Which of the following expressions correctly relates the limiting molar conductivity (\(\Lambda_m^\circ\)) of aluminum sulfate, \(\text{Al}_2(\text{SO}_4)_3\), to its individual ionic components according to Kohlrausch's Law?

• A. \(\Lambda_m^\circ = \lambda^\circ(\text{Al}^{3+}) + \lambda^\circ(\text{SO}_4^{2-}) \)
• B. \(\Lambda_m^\circ = 2\lambda^\circ(\text{Al}^{3+}) + 3\lambda^\circ(\text{SO}_4^{2-}) \)
• C. \(\Lambda_m^\circ = 3\lambda^\circ(\text{Al}^{3+}) + 2\lambda^\circ(\text{SO}_4^{2-}) \)
• D. \(\Lambda_m^\circ = \frac{1}{2}\lambda^\circ(\text{Al}^{3+}) + \frac{1}{3}\lambda^\circ(\text{SO}_4^{2-}) \)

Hint:

Always scale the individual ionic values by the balance coefficients for molar conductivity. For equivalent conductivity, these stoichiometric coefficients are normalized.

Answer 1

The Correct Option is B

Step 1 : Understanding the Question:
The topic of this question is Electrolytic Conductance, specifically Kohlrausch's Law of Independent Migration of Ions. This law states that at infinite dilution (limiting molar conductivity), each ion makes a definite contribution towards the total molar conductivity of an electrolyte, regardless of the nature of the other ion with which it is associated. The question asks us to identify the correct mathematical summation for Aluminum Sulfate based on its stoichiometric dissociation.
Step 2 : Key Formulas and approach:
Kohlrausch’s law is mathematically expressed as:
\[ \Lambda_m^\circ = \nu_+ \lambda^\circ_+ + \nu_- \lambda^\circ_- \]
Where:
- $\Lambda_m^\circ$ is the limiting molar conductivity of the electrolyte.
- $\lambda^\circ_+$ and $\lambda^\circ_-$ are the limiting molar conductivities of the individual cation and anion.
- $\nu_+$ and $\nu_-$ are the stoichiometric coefficients (number of ions) produced per formula unit of the electrolyte.
The approach is to correctly write the dissociation equation for Aluminum Sulfate and identify the coefficients.
Step 3 : Detailed Explanation:

First, we must write the balanced dissociation equation for Aluminum Sulfate, $\text{Al}_2(\text{SO}_4)_3$, in an aqueous solution.

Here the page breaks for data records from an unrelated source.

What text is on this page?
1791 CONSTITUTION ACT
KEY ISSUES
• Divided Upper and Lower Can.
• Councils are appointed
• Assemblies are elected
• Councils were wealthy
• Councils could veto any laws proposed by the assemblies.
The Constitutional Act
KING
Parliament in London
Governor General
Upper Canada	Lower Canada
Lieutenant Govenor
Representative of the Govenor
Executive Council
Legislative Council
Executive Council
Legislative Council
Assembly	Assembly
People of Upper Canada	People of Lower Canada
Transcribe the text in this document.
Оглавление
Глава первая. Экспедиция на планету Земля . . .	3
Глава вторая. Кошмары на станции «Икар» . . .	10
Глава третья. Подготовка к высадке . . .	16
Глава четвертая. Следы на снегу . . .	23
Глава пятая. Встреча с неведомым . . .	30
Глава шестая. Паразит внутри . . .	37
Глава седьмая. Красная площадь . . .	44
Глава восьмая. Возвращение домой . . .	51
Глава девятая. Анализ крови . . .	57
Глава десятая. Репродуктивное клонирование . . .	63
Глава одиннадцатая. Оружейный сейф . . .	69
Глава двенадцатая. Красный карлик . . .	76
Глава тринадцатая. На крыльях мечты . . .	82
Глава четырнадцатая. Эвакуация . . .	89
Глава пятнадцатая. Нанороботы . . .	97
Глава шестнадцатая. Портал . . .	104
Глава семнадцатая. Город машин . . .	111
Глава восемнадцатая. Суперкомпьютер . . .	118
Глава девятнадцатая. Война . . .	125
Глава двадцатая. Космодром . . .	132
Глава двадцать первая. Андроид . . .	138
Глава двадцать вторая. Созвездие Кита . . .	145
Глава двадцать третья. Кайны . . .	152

When one mole of $\text{Al}_2(\text{SO}_4)_3$ dissolves, it dissociates completely into its constituent ions: $\text{Al}_2(\text{SO}_4)_3 \rightarrow 2\text{Al}^{3+} + 3\text{SO}_4^{2-}$.

From this equation, we can see that:
- Number of Aluminum cations ($\nu_+$) = 2.
- Number of Sulfate anions ($\nu_-$) = 3.

According to Kohlrausch's Law, the total molar conductivity is the sum of the conductivities of all individual ions produced.

Therefore, we multiply the limiting molar conductivity of $\text{Al}^{3+}$ by its coefficient (2) and the limiting molar conductivity of $\text{SO}_4^{2-}$ by its coefficient (3).

Summing these together gives: $\Lambda_m^\circ = 2\lambda^\circ(\text{Al}^{3+}) + 3\lambda^\circ(\text{SO}_4^{2-})$.

This matches exactly with option (B). Option (A) is wrong because it ignores stoichiometry, while Option (C) swaps the coefficients incorrectly.

Step 4 : Final Answer:
Based on the dissociation stoichiometry of Aluminum Sulfate, the correct expression is option (B).